Though written for an audience of kids, National Geographic’s Guide to Photography is packed full of tips that are helpful for blossoming photographers of every age. The information is presented gradually, beginning with the basics–introducing the anatomy of a camera, explaining how the lens works–before moving on to more detailed techniques like lighting, shutter speed, and composition.
Each series of skills is given a two-page spread that explains the technique being highlighted. There are accompanying images for each skill and suggestions for implementing the skill on your own. Each section offer ideas to help photographers practice and master the different techniques. There is also a “What Went Wrong” feature with examples of botched shots to help you figure out why your picture didn’t come out as you’d hoped. My favorite component of the book are the pages of “Annie’s Assignments” come at the end of each topic. From finding interesting patterns to guide your photo’s composition to capturing images of wildlife in your yard or storytelling with your vacation shots, these assignments are easy ways to take what you’ve learned and put it right to use.
Recently, I had the opportunity to participate in a conference call with Annie Griffiths as one of the National Geographic Kids Insiders. One of the things that concerns me about my daughter’s passion for the camera is that she sometimes has a hard time putting it down when we travel. I’m just as guilty as she is, however, and often have to make a conscious effort to look at the world with my eyes rather than the display on my iPhone or DSLR. I asked Annie her thoughts about that during the call–about how to balance time looking at the camera and being present in the moment. Annie shared with us the humorous concept of something she and other photographers call “chimping” — the “ooh, ooh, ooh,” noise people make when they view a great shot they just took, making them sound like chimpanzees. Annie said that she makes a rule that you’re not allowed to chimp too often. Take your photos–take a bunch–but don’t stop to chimp after each picture. She also said that oftentimes you’ll end up missing that next great shot because you were so busy chimping over the previous one. I loved this suggestion and since then we’ve really tried to reduce the amount of chimping we do when we’re on a trip, saving it for when we have a quiet moment to just sit together and reflect on the images we captured throughout the day.

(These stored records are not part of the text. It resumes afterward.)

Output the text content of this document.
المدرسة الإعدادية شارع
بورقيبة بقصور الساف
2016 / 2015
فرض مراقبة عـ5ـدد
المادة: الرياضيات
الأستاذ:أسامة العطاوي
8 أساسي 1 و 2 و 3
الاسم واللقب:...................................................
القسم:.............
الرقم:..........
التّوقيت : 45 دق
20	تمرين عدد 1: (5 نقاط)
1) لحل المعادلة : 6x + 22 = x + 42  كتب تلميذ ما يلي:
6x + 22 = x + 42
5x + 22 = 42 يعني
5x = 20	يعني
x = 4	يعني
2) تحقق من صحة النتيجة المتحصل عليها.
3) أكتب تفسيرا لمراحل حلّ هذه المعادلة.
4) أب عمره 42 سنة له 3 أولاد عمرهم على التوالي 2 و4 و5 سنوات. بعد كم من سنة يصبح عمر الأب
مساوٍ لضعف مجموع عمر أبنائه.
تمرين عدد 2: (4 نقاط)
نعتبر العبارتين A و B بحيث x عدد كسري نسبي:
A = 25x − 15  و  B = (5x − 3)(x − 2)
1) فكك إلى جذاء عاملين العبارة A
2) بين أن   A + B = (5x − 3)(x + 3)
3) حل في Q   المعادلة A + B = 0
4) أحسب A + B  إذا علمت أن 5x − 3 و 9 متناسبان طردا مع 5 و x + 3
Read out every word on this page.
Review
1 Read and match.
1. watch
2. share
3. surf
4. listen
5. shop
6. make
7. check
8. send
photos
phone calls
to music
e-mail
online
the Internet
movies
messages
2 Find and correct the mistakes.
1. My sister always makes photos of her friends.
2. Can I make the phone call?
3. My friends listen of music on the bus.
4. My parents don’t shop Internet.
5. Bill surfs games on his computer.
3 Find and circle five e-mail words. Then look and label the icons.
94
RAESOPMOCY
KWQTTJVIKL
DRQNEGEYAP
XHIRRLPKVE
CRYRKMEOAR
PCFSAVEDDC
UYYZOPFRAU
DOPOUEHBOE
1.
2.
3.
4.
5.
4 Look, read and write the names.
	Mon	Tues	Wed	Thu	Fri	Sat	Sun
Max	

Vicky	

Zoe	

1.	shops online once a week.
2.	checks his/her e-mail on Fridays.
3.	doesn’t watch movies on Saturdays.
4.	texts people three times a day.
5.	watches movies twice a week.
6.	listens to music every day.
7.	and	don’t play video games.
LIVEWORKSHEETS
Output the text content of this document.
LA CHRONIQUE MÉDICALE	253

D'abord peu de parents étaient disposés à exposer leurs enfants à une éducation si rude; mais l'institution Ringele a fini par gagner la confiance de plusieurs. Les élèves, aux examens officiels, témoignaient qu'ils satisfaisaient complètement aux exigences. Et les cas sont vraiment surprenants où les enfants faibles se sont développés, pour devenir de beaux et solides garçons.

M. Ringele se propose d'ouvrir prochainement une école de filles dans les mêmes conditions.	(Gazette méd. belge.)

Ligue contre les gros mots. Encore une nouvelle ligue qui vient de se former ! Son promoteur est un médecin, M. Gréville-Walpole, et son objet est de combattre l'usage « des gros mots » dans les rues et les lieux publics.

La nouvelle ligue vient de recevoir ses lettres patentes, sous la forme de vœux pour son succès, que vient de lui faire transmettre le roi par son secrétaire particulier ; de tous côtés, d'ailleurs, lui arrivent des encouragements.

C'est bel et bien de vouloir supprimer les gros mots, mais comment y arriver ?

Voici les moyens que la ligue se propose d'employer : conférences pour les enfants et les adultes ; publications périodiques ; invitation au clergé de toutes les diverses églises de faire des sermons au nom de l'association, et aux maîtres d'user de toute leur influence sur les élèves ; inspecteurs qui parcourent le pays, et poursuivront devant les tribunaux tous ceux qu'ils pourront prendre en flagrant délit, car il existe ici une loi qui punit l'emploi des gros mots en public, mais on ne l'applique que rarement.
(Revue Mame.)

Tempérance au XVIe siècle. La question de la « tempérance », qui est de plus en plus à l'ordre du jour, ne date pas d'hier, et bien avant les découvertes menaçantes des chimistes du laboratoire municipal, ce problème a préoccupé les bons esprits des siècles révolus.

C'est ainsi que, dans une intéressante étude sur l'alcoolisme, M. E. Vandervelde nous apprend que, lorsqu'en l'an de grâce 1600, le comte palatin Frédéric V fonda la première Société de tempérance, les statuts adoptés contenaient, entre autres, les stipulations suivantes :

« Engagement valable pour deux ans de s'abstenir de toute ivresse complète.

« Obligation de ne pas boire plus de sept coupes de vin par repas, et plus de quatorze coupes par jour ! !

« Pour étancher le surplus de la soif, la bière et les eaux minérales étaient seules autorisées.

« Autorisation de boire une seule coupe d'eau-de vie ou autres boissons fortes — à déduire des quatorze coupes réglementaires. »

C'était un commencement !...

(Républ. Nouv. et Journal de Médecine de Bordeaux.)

National Geographic Kids My Shot Community
One of the best parts of capturing the world through photography is sharing your images. National Geographic has created a fantastic opportunity for kids to do just that. Through an online community called My Shot, kids up to age 17 can upload their photographs to a variety of galleries–Flowers, Holidays, Weird and Wacky, and Abstract are just a few–and other members can view and comment on the images. What’s more, ten photographs each month will be chosen from My Shot to be displayed in the home of Vice President Joe Biden and his wife, Dr. Jill Biden. Finally, through October 15th kids can also enter National Geographic’s International Photography Contest for the chance to win a National Geographic Expedition to the Grand Canyon, Bryce, and Zion National Parks.
“Photography is part skill, part art, and part passion.” Annie Griffiths
I’m excited to hear about the images you and your kids capture!
Disclosure: I am one of National Geographic Kids 2015 Insiders and received a copy of National Geographic’s Guide to Photography to review.